If you have copied all the files and folders then most can be removed from the my documents folder, however don't delete folders such as my pictures and my videos etc as they are system folders, they're not critical but the operating system will expect them to be there, it's preferable to delete the contents of these folders but leave the folders in place. however this will not make a noticable difference to the performance of the pc, this is a different subject.
to determine whether you have copied all the files; go to my documents, select "select all" from the "edit" menu then right click on the selected files and select "properties" from the menu that appears, this will open a window that will tell you how many files and folders are selected and the total size of them. then do the same on the removable drive, the amount of files and disk space used should be the same.
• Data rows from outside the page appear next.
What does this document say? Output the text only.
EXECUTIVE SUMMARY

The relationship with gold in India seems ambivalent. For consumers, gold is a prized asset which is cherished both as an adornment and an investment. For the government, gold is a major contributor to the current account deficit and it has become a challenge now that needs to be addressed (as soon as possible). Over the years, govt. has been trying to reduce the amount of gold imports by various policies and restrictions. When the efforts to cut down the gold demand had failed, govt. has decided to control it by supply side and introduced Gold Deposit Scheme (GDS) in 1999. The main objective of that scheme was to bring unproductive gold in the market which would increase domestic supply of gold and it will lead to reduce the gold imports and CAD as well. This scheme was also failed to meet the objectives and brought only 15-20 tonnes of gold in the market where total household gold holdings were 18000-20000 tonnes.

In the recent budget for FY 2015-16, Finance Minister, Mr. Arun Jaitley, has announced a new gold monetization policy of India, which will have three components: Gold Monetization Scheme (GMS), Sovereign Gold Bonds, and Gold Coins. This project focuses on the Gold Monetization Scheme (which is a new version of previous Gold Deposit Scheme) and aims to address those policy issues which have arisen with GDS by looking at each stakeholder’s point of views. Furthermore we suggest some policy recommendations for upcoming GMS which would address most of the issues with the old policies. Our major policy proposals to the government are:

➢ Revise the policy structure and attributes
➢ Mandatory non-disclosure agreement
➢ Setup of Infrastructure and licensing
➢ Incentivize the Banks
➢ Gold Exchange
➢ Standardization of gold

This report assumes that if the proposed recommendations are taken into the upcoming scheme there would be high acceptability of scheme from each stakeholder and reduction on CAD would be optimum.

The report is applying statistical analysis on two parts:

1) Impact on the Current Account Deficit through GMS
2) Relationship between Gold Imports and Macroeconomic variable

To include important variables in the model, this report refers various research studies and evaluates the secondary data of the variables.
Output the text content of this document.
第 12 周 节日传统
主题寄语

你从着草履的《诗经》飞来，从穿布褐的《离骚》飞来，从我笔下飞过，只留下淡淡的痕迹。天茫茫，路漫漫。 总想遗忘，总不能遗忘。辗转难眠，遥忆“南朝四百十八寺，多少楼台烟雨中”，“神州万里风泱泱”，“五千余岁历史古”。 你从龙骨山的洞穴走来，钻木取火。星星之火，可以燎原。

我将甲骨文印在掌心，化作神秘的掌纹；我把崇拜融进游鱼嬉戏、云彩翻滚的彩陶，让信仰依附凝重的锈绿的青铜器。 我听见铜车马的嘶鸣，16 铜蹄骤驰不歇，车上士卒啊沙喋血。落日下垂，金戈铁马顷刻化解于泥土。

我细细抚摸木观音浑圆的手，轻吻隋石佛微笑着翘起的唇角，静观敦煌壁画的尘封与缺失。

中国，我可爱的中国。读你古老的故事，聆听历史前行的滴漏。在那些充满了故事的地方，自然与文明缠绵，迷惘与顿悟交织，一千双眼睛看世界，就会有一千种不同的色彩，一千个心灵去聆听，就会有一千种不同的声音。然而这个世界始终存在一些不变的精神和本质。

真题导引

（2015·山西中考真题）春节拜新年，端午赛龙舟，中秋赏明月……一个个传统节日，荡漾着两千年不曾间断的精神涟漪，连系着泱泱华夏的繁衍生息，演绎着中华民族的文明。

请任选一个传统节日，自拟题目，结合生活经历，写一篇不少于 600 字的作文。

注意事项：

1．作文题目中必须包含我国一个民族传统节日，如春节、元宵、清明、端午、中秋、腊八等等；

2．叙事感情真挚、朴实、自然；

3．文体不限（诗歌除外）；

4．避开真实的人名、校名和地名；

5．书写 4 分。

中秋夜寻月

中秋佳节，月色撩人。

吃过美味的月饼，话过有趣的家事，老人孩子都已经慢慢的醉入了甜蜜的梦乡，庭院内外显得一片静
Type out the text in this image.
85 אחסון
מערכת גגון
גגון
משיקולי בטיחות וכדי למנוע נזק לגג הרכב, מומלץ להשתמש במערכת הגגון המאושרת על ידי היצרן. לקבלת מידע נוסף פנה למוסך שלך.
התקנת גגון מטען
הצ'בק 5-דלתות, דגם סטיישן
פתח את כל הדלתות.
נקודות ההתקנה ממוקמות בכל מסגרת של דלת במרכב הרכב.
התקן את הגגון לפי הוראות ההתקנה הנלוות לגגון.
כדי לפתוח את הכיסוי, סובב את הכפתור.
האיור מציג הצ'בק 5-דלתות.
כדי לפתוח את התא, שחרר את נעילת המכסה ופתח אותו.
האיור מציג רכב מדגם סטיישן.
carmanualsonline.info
keep in mind that having a copy of the files on the external drive, i.e. not deleting them from the my documents folder, gives you a very crude sort of backup, if an original is lost you have a copy to replace it, also if the operating system gets corrupt and a re-install is required then you will have saved some data. this is far from ideal but going into backing up data properly is really out of scope, it will also become awkward when you come to copy further files in the future, as some will already exist on the removable drive etc.
if you do copy the files and then delete the originals from the my documents folder; you could consider placing shortcuts into the my documents folder that target the removable drive, this will be useful in scenarios such as saving a new word document using ms word, the "save as" dialogue box will automatically go to the my documents folder, from here you can simply double click the shortcut and it will redirect you to the removable drive, where you can save the document, does this make sense?
windows 2000 includes the NT backup utility which is good for home use, it could be worth your while reading up on using it as you could then be able to create backup archives in a far better manner.
when writing data to external usb drives, ensure that you remove the drive properly when finished, don't just unplug it. when the drive is connected a small icon will appear by the clock, when removing the drive; first click this icon and it will offer you a list of items to safely remove, the drive may be the only one in the list, click the drives entry in the list and wait a short time until the OS states that it can now safely be removed. this isn't very important if you have only read data from the drive, but it's very important if you have written to the drive, to cut a long story short; both the os and the drive have cache mechanisms whereby you save data to a file but it isn't actually written there and then, it can be held in memory, os or drive, and committed later. safely removing a usb drive ensures all data is actually written to the drive before it is removed.